Bossuet s’élève ensuite contre le titre d’Histoire divine que la Sœur donne à son livre, « par où, dit-il, elle veut exprimer qu’il est inspiré et révélé de Dieu dans toutes ses pages. » Ne valait-il pas mieux s’enquérir auprès de la Sœur elle-même de l’importance qu’elle attache à son œuvre et du sens qu’elle donne à son titre ? Comme elle est persuadée de la réalité des communications divines qui l’ont mise en état d’écrire les mystères de la vie de la Mère de Dieu, et qu’elle pense avoir reçu du Ciel l’ordre de prendre la plume, malgré ses répugnances, il est naturel qu’elle ne considère pas son livre comme une composition humaine, mais comme procédant de la lumière divine. Que l’on nie, si l’on veut, la réalité de ses extases ; cela est permis, surtout en donnant des preuves ; mais que l’on ne s’étonne pas que la Sœur intitule son livre d’après le point de vue qu’elle doit nécessairement avoir. Dira-t-on qu’un tel titre est inspiré par la prétention de mettre la Cité mystique sur la même ligne que les Ecritures révélées ? Mais tous les lecteurs du livre savent que Marie d’Agréda le soumet en vingt endroits à la correction de la sainte Église, se conformant d’avance au jugement qu’elle en portera ; et confessant que, quant à elle-même, elle n’est qu’une pauvre femme, ignorante. Ce n’est pas là le langage d’un auteur qui voudrait donner son livre « comme inspiré et révélé de Dieu. » Bossuet ajoute : « l’Ecriture est la seule histoire qu’on peut appeler divine. » Dans le sens strict du terme, il faut en convenir ; mais, dans un sens plus étendu, on ne fait pas difficulté d’appeler divines les communications célestes qu’une âme reçoit dans l’oraison, bien qu’ensuite elle les rende avec plus ou moins d’imperfection, si elle veut en écrire le détail.
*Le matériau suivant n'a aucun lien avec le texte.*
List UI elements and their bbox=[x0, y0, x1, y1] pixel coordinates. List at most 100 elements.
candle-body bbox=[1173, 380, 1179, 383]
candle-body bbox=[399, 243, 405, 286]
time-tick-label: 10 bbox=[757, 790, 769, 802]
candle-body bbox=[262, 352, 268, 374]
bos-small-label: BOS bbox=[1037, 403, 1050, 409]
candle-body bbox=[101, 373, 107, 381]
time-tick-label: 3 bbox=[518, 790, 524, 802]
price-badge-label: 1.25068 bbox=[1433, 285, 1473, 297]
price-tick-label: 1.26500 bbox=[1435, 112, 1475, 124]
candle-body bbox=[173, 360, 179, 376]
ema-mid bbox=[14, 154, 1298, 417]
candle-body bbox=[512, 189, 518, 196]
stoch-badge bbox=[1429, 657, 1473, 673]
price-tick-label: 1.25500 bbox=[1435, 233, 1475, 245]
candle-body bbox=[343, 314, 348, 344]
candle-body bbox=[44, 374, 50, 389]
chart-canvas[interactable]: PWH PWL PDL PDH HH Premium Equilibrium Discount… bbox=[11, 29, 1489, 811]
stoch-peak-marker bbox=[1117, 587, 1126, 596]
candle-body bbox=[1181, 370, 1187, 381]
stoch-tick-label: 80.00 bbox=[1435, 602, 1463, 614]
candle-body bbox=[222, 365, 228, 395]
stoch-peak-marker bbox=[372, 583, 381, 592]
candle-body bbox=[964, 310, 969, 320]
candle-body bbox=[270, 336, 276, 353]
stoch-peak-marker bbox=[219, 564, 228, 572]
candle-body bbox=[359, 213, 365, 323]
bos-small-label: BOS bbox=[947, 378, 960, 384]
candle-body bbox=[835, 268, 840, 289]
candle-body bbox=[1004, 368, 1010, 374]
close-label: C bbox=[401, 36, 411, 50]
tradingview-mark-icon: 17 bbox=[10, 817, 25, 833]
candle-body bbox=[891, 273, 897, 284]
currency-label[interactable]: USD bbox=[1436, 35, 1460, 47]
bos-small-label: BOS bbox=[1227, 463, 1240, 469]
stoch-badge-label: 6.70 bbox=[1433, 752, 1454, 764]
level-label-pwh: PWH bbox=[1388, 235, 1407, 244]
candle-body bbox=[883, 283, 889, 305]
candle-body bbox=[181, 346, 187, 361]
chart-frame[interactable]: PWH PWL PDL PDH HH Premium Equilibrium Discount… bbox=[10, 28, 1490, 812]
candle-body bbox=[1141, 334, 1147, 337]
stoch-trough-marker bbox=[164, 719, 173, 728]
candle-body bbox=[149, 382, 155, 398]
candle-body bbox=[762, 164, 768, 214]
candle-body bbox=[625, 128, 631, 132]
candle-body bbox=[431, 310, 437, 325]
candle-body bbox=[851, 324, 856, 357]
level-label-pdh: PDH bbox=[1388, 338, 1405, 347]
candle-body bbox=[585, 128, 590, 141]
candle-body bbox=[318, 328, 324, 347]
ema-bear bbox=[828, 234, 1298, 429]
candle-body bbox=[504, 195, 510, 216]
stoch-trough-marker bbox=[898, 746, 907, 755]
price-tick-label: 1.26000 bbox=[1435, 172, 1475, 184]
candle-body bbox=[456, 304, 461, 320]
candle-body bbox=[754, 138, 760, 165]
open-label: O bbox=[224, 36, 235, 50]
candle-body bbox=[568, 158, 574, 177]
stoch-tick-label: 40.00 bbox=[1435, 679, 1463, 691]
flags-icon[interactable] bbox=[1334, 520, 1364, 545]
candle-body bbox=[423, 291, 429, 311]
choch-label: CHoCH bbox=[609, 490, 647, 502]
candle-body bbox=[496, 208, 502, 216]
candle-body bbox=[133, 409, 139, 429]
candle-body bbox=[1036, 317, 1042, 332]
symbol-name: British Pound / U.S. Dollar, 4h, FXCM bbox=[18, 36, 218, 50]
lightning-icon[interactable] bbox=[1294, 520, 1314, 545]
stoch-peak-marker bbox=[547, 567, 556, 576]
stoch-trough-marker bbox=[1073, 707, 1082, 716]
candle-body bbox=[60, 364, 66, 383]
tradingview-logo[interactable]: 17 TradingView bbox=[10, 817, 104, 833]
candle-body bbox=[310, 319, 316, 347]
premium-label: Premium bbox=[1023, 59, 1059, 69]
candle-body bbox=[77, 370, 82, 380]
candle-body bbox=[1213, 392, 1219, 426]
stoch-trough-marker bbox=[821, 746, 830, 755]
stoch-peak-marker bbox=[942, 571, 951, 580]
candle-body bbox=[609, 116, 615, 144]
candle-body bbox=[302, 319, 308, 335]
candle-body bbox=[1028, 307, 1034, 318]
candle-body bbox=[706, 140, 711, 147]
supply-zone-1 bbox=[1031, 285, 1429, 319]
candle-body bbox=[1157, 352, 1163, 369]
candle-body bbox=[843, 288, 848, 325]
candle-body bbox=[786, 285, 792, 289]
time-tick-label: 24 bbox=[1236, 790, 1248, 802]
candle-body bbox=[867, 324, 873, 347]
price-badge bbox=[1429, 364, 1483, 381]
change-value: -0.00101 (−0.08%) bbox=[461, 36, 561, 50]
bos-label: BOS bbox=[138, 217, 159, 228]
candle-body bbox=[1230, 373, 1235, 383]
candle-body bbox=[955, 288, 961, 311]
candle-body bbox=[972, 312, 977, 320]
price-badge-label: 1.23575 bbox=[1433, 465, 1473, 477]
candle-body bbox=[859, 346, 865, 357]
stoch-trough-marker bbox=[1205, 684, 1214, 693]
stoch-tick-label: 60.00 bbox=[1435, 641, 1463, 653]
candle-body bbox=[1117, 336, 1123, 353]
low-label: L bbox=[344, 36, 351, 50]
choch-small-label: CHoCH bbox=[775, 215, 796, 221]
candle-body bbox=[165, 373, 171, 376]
« Le détail est encore plus étrange, continue le sévère docteur ; tous les contes qui sont ramassés dans les livres les plus apocryphes sont ici proposés comme divins, et on y en ajoute une infinité d’autres avec une affirmation et une témérité étonnantes. » L’affirmation serait, en effet, aussi téméraire qu’étonnante, si la Sœur prenait ses récits dans son propre fond ; mais tant que l’on n’a pas démontré que Marie d’Agréda se trompe ou nous trompe, en donnant ses narrations comme lui ayant été manifestées dans l’extase, il est évident que l’accusation est gratuite. Dieu connaît beaucoup de choses de fait que nous ignorons ; rien ne l’empêche de les faire connaître, s’il le juge à propos ; et si le récit qui nous en est fait par les personnes à qui il lui aurait plu d’en manifester quelque chose ne contient rien de contraire à la doctrine de l’Église, on est libre, sans doute, de n’y pas donner son assentiment ; mais il faudrait avoir des preuves directes pour accuser la personne de témérité, surtout si la sainteté de sa vie demeure incontestable.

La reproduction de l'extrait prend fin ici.